Ребе Заки попросил Рашель принести вина и сказал:
– Каждый из вас интересовался, понимаю ли я суть спора. Да, понимаю. Абулафиа сражается за право каждого отдельного еврея понимать Тору на своем уровне, обретая таким образом радость, с чем я согласен. Элиезер же борется за право существования евреев как цельной общности, что я полностью одобряю. Обязанность такого скромного раввина, как я, – стараться, чтобы каждая из этих высоких целей имела шансы на успех. Но слово «Юденштрассе» я так и не понял и хочу, чтобы кто-нибудь мне его объяснил.
– Это улочка, страшно узкая, на которой вынуждены жить евреи в Германии, – объяснил Элиезер. – И скоро мы все можем там очутиться.
– Когда это случится, да снизойдет на нас мужество Диего Химено, – вознес молитву доктор Абулафиа. На этом междоусобица и кончилась.

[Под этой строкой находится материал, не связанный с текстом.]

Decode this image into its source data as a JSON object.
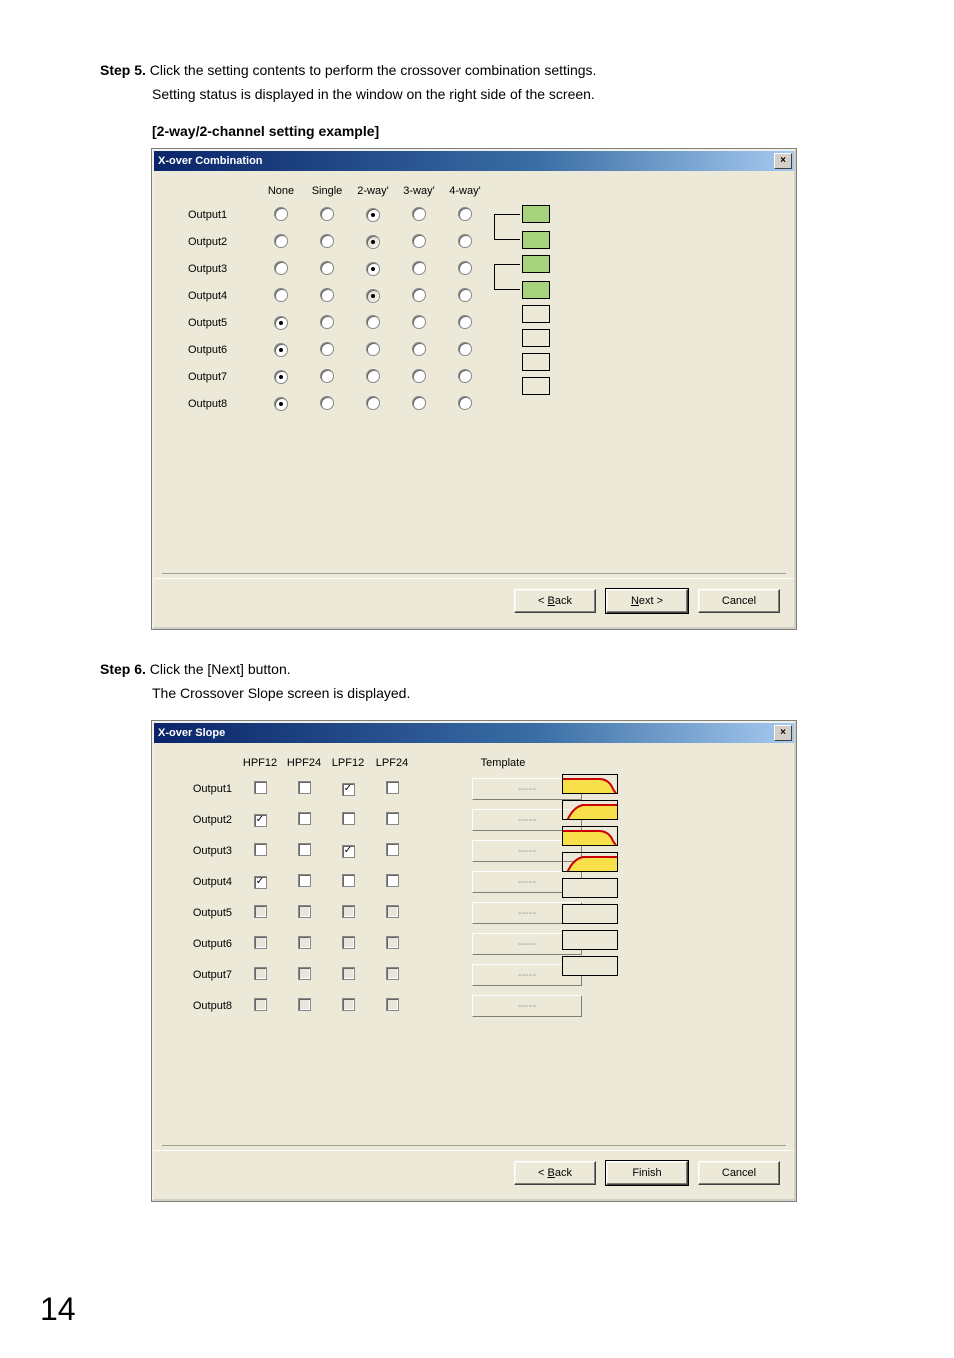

Было бы неправильным утверждать, что во время этих острых дебатов город оставался нейтральным. Цфат был местом уникальной красоты; от осыпавшихся стен форта на холме до открытых пространств, что тянулись под синагогой, одна над другой нависали шестнадцать узких улочек, соединенных такими же переходами, которые поворачивали под самыми странными и непредсказуемыми углами. Часто улочки становились такими узкими, не больше трех футов в ширину, что крыши домов едва ли не соприкасались над ними, и приходилось идти как бы по туннелю; во всем этом городе была какая-то тайна. Он был так расположен, что облака, часто наплывающие на город, прихотливо опускались на какой-то дом, минуя другие, и человек, выходя на порог, видел, что дом приятеля таинственно исчез – и снова появлялся в солнечных лучах, когда облака уплывали. Другим был и сам воздух в Цфате – чистый и острый, он, наполняя легкие, заставлял дышать полной грудью и вызывал чувство огромной радости – его незамутненность позволяла четко видеть далекие пространства. Короче говоря, Цфат был городом, в котором царило волшебное мистическое осознание жизни, и вполне возможно, выбери каббалисты какое-то другое место в Галилее, они бы не добились таких успехов.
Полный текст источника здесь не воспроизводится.